Vodka Perfect
- Type: Vodka
- Manufacturer: Vodka Perfect
- Origin: Israel
- Introduced: 1995
- Proof (US): 80
- Related products: List of vodkas

= Vodka Perfect =

Israeli vodka brand

Vodka Perfect is an international brand of vodka, produced by Renaissance-Perfect, an Israeli-based company which operates three large manufacturing facilities in Israel and Romania.

The brand was first introduced in 1995 with the launch of the first production facility in Cricova settlement, Moldova. In 2000 the company moved its headquarters and center of operations to Or Akiva, Israel.

Vodka perfect is produced according to an old family recipe originating in Russia.

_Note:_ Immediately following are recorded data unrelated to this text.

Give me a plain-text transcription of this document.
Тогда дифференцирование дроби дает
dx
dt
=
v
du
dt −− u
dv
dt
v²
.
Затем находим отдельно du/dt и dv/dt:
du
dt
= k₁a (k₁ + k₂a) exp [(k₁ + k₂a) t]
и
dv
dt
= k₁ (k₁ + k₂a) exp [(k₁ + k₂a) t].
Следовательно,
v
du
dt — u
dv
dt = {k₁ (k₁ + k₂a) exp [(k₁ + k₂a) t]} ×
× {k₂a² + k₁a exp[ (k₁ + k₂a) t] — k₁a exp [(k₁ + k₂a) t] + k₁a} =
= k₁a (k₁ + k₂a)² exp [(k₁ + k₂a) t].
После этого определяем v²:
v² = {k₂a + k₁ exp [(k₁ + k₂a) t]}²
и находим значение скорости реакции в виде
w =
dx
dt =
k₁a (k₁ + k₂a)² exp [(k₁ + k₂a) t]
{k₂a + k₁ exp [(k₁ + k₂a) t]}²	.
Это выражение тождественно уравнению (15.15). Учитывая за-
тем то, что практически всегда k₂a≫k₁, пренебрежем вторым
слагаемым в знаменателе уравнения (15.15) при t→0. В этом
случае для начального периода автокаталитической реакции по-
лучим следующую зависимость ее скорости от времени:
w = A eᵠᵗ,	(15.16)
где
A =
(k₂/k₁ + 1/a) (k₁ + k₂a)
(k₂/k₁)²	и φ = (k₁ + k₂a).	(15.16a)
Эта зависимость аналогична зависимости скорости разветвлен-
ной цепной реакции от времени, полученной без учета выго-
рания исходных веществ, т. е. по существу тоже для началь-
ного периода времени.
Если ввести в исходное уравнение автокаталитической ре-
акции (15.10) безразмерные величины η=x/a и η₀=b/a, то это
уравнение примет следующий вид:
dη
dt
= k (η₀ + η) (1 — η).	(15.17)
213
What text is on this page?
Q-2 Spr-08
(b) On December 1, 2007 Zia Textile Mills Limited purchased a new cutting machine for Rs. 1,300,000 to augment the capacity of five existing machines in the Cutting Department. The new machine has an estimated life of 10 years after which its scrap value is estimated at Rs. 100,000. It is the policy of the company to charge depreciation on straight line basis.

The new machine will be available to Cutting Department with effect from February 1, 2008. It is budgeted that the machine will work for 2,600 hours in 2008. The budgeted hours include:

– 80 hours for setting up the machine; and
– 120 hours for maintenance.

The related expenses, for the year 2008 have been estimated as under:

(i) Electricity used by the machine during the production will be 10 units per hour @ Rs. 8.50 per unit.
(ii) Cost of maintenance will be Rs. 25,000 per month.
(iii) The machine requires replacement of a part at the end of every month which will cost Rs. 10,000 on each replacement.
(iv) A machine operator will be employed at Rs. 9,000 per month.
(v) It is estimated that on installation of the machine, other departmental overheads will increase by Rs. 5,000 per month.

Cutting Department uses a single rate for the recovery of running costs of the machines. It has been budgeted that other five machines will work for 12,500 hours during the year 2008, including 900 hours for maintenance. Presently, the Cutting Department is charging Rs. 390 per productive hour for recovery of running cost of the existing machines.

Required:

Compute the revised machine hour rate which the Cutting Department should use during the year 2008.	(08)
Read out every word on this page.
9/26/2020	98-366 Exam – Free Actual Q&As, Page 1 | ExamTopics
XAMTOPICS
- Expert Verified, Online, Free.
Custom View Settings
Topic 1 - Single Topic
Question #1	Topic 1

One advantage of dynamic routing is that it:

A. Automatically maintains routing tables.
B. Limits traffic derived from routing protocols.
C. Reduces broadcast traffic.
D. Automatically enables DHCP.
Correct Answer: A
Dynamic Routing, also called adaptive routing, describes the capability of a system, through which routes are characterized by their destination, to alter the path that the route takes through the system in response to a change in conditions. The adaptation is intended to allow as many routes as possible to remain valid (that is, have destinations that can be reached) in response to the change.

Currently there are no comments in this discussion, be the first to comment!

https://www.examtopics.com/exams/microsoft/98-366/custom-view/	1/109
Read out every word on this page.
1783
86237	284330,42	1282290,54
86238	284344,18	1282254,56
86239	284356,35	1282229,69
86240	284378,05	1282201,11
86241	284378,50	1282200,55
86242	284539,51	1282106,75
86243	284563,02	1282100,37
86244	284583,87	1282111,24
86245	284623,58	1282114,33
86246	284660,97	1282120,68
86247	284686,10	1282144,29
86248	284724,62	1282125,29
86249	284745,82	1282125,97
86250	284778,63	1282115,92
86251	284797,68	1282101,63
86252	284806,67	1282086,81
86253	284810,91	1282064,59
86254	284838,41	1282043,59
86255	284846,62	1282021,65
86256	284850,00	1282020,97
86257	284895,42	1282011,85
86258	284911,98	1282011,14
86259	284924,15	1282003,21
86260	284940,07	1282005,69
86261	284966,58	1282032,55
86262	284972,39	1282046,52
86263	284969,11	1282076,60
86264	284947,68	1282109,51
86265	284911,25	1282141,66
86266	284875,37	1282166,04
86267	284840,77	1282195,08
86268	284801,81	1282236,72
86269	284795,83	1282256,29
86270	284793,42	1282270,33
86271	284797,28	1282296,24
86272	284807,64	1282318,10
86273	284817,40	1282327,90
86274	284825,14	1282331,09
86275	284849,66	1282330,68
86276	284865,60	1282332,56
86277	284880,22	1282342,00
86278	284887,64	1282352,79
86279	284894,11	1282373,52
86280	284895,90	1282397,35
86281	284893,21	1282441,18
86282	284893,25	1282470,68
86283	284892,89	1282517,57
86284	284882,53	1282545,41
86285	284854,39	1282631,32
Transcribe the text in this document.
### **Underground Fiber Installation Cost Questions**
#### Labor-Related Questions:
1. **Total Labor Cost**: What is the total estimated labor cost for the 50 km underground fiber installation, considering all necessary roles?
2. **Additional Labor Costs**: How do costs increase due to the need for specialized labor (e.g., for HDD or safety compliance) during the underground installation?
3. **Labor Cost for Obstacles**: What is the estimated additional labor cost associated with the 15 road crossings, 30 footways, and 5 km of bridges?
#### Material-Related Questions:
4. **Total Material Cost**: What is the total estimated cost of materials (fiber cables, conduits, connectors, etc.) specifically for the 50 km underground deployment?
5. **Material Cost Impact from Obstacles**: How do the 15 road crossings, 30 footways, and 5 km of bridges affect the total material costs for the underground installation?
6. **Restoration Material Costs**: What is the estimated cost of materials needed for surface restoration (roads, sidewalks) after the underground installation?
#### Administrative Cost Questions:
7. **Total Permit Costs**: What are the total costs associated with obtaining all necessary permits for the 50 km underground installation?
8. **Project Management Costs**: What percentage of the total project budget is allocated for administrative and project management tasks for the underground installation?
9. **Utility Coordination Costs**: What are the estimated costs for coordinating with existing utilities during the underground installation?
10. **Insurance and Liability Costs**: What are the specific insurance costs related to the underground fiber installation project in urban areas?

Each of the three plants, produces the company's main products (classic, premium and flavored vodkas) as well as custom products for the local markets in which they operate.
The Israeli product line is marketed as being fully Kosher, being produced by an all Jewish personnel.
The marketing brochures state that the Israeli products contain water from the Jordan River in Israel (marketed as “Holy Land Water”), and are aimed for Jewish and non Jewish consumers who consider Kosher products to be of higher quality than non Kosher products.

Vodka Perfect has won several awards, such as the Romexpo Degustation Bucharest international trade fair contest 2003 and the International Spirit AWARD (ISW) 2004.